The new Credit Facility, solely with Bank of
America, consists of a $40.0 million ABL, a $7.5 million term loan,
and a $2.5 million FILO (first-in, last-out) loan, for aggregate
availability of $50.0 million. The Credit Facility provides
adequate liquidity for SUMR with significantly reduced interest
rates compared to the Company’s prior financing agreements. After
paying off existing debt, the Company had approximately $9 million
in availability under the Credit Facility. Additional information
may be found in the Company’s Form 8-K filed with the SEC.
About SUMR
Brands
Based in Woonsocket, Rhode Island, the Company
is a global leader of premium juvenile brands driven by a
commitment to people, products, and purpose. The Company is made up
of a diverse group of experts with a passion to make family life
better by selling proprietary, innovative products across several
core categories. For more information about the Company, please
visit www.sumrbrands.com.
Forward-Looking Statements
Certain statements in this release that are not
historical fact may be deemed “forward-looking statements” within
the meaning of Section 27A of the Securities Act of 1933 and
Section 21E of the Securities Exchange Act of 1934, and the Company
intends that such forward-looking statements be subject to the safe
harbor created thereby. These statements are accompanied by words
such as “anticipate,” “expect,” “project,” “will,” “believes,”

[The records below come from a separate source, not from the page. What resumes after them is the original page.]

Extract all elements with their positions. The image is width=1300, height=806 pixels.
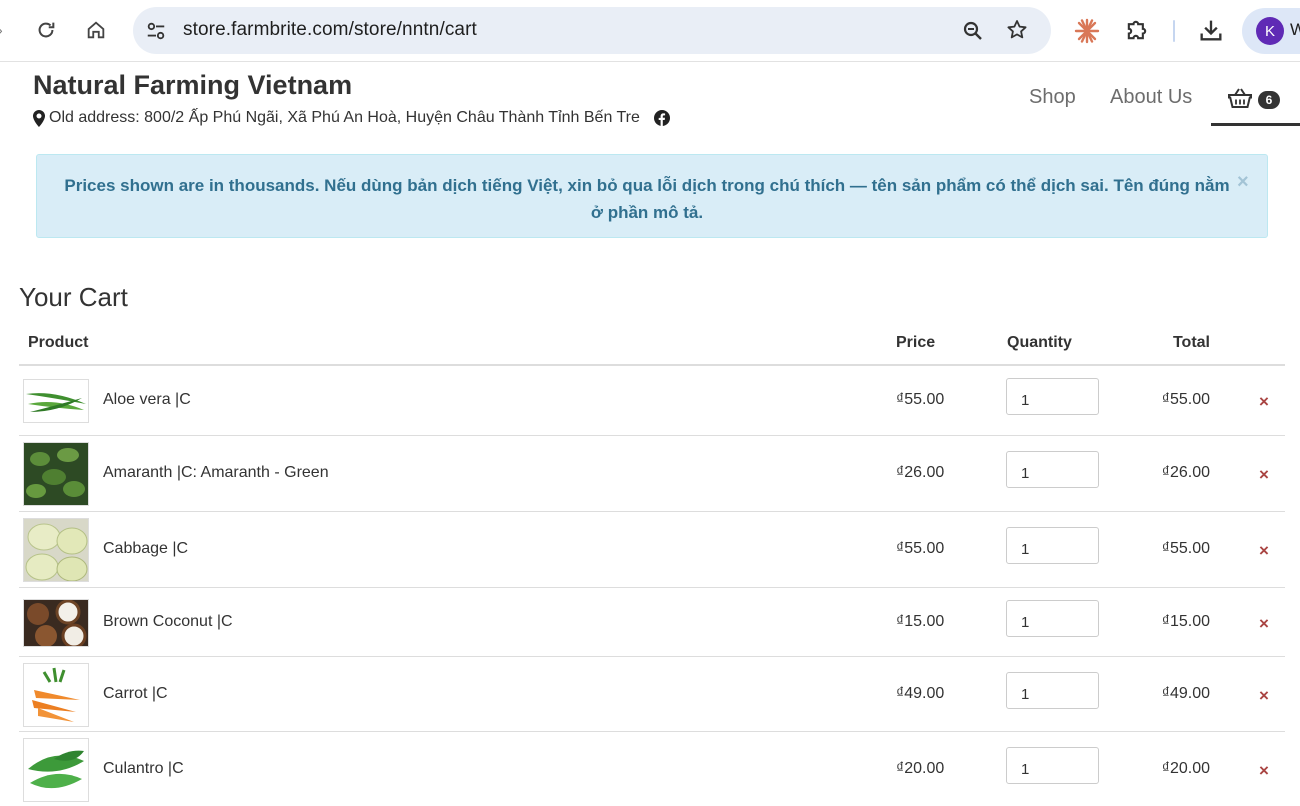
product-name[interactable]: Aloe vera |C	[103, 391, 191, 409]
quantity-input[interactable]	[1006, 378, 1099, 415]
line-total: ₫26.00	[1161, 464, 1210, 481]
alert-close-button[interactable]: ×	[1237, 171, 1249, 194]
quantity-input[interactable]	[1006, 451, 1099, 488]
remove-item-button[interactable]: ×	[1259, 614, 1269, 634]
header-quantity: Quantity	[1007, 334, 1072, 351]
header-product: Product	[28, 334, 89, 351]
cart-title: Your Cart	[19, 282, 128, 312]
cart-rows: Aloe vera |C₫55.00₫55.00×Amaranth |C: Am…	[19, 366, 1285, 806]
profile-avatar: K	[1256, 17, 1284, 45]
cart-row: Aloe vera |C ₫55.00 ₫55.00 ×	[19, 366, 1285, 435]
product-thumbnail[interactable]	[23, 663, 89, 727]
line-total: ₫15.00	[1161, 613, 1210, 630]
quantity-input[interactable]	[1006, 527, 1099, 564]
quantity-input[interactable]	[1006, 672, 1099, 709]
remove-item-button[interactable]: ×	[1259, 686, 1269, 706]
product-price: ₫15.00	[896, 613, 945, 630]
facebook-icon[interactable]	[653, 110, 670, 126]
product-thumbnail[interactable]	[23, 738, 89, 802]
product-thumbnail[interactable]	[23, 518, 89, 582]
product-thumbnail[interactable]	[23, 379, 89, 423]
url-path: /store/nntn/cart	[348, 19, 477, 40]
toolbar-separator	[1173, 20, 1175, 42]
cart-row: Carrot |C ₫49.00 ₫49.00 ×	[19, 656, 1285, 731]
cart-row: Culantro |C ₫20.00 ₫20.00 ×	[19, 731, 1285, 806]
site-title[interactable]: Natural Farming Vietnam	[33, 70, 352, 101]
cart-row: Amaranth |C: Amaranth - Green ₫26.00 ₫26.0…	[19, 435, 1285, 511]
remove-item-button[interactable]: ×	[1259, 541, 1269, 561]
cart-row: Cabbage |C ₫55.00 ₫55.00 ×	[19, 511, 1285, 587]
zoom-icon[interactable]	[961, 19, 985, 43]
product-thumbnail[interactable]	[23, 442, 89, 506]
bookmark-star-icon[interactable]	[1005, 18, 1029, 42]
header-price: Price	[896, 334, 936, 351]
header-total: Total	[1172, 334, 1210, 351]
product-price: ₫20.00	[896, 760, 945, 777]
cart-table: Product Price Quantity Total Aloe vera |…	[19, 330, 1285, 806]
product-name[interactable]: Cabbage |C	[103, 540, 188, 558]
browser-toolbar: › store.farmbrite.com/store/nntn/cart K …	[0, 0, 1300, 62]
cart-row: Brown Coconut |C ₫15.00 ₫15.00 ×	[19, 587, 1285, 656]
nav-about-link[interactable]: About Us	[1110, 86, 1192, 109]
home-icon[interactable]	[80, 14, 112, 46]
line-total: ₫55.00	[1161, 540, 1210, 557]
remove-item-button[interactable]: ×	[1259, 465, 1269, 485]
nav-shop-link[interactable]: Shop	[1029, 86, 1076, 109]
product-price: ₫49.00	[896, 685, 945, 702]
product-price: ₫55.00	[896, 540, 945, 557]
cart-table-header: Product Price Quantity Total	[19, 330, 1285, 366]
site-info-icon[interactable]	[145, 20, 167, 42]
url-host: store.farmbrite.com	[183, 19, 349, 40]
download-icon[interactable]	[1197, 16, 1225, 44]
line-total: ₫49.00	[1161, 685, 1210, 702]
site-address: Old address: 800/2 Ấp Phú Ngãi, Xã Phú A…	[33, 109, 670, 127]
map-pin-icon	[33, 109, 45, 127]
product-name[interactable]: Carrot |C	[103, 685, 168, 703]
remove-item-button[interactable]: ×	[1259, 392, 1269, 412]
alert-message: Prices shown are in thousands. Nếu dùng …	[64, 176, 1230, 222]
info-alert: Prices shown are in thousands. Nếu dùng …	[36, 154, 1268, 238]
product-name[interactable]: Amaranth |C: Amaranth - Green	[103, 464, 329, 482]
cart-count-badge: 6	[1258, 91, 1280, 109]
quantity-input[interactable]	[1006, 747, 1099, 784]
line-total: ₫20.00	[1161, 760, 1210, 777]
profile-button[interactable]: K W	[1242, 8, 1300, 54]
basket-icon	[1228, 88, 1252, 108]
product-name[interactable]: Brown Coconut |C	[103, 613, 233, 631]
extensions-puzzle-icon[interactable]	[1123, 16, 1151, 44]
address-text: Old address: 800/2 Ấp Phú Ngãi, Xã Phú A…	[49, 109, 640, 126]
back-arrow-icon[interactable]: ›	[0, 22, 8, 40]
claude-extension-icon[interactable]	[1073, 17, 1101, 45]
product-price: ₫55.00	[896, 391, 945, 408]
product-thumbnail[interactable]	[23, 599, 89, 647]
line-total: ₫55.00	[1161, 391, 1210, 408]
remove-item-button[interactable]: ×	[1259, 761, 1269, 781]
product-price: ₫26.00	[896, 464, 945, 481]
quantity-input[interactable]	[1006, 600, 1099, 637]
url-text[interactable]: store.farmbrite.com/store/nntn/cart	[183, 19, 477, 41]
profile-name: W	[1290, 20, 1300, 39]
nav-cart-link[interactable]: 6	[1211, 64, 1300, 126]
product-name[interactable]: Culantro |C	[103, 760, 184, 778]
address-bar[interactable]: store.farmbrite.com/store/nntn/cart	[133, 7, 1051, 54]
reload-icon[interactable]	[30, 14, 62, 46]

“estimate” and similar expressions, and include statements
regarding the expected benefits of the Company’s new credit
facility, including reduced annual interest costs, adequate
liquidity, ability to generate cash from operations, and the
support of ongoing future growth and working capital needs, and the
Company’s future strategic investments and ability to reduce
indebtedness. The Company cautions that these statements are
qualified by important factors that could cause actual results to
differ materially from those reflected by such forward-looking
statements. Such factors include the impact of the COVID-19
pandemic on the Company’s supply chain, U.S. operations and sales
in the U.S; increased tariffs, additional tariffs or import or
export taxes on the cost of its products and therefore demand for
its products, or the suspension, non-renewal or revocation of any
exclusion from tariffs on its products; the Company’s ability to
meet its liquidity requirements; the Company’s ability to comply
with the covenants in its credit facility and to maintain
availability under its credit facility; the Company’s ability to
implement and to achieve the expected benefits and savings of its
restructuring initiatives; the concentration of the Company’s
business with retail customers; the ability of the Company to
compete in its industry; the Company’s ability to continue to
control costs and expenses; the Company’s reliance on foreign
suppliers; the Company’s ability to develop, market and launch new
products; the Company’s ability to manage inventory levels and meet
customer demand; the Company’s ability to grow sales with existing
and new customers and in new channels; and other risks as detailed
in the Company’s most recent Annual Report on Form 10-K, its
Quarterly Reports on Form 10-Q and other filings with the
Securities and Exchange Commission. The Company assumes no
obligation to update the information contained in this release.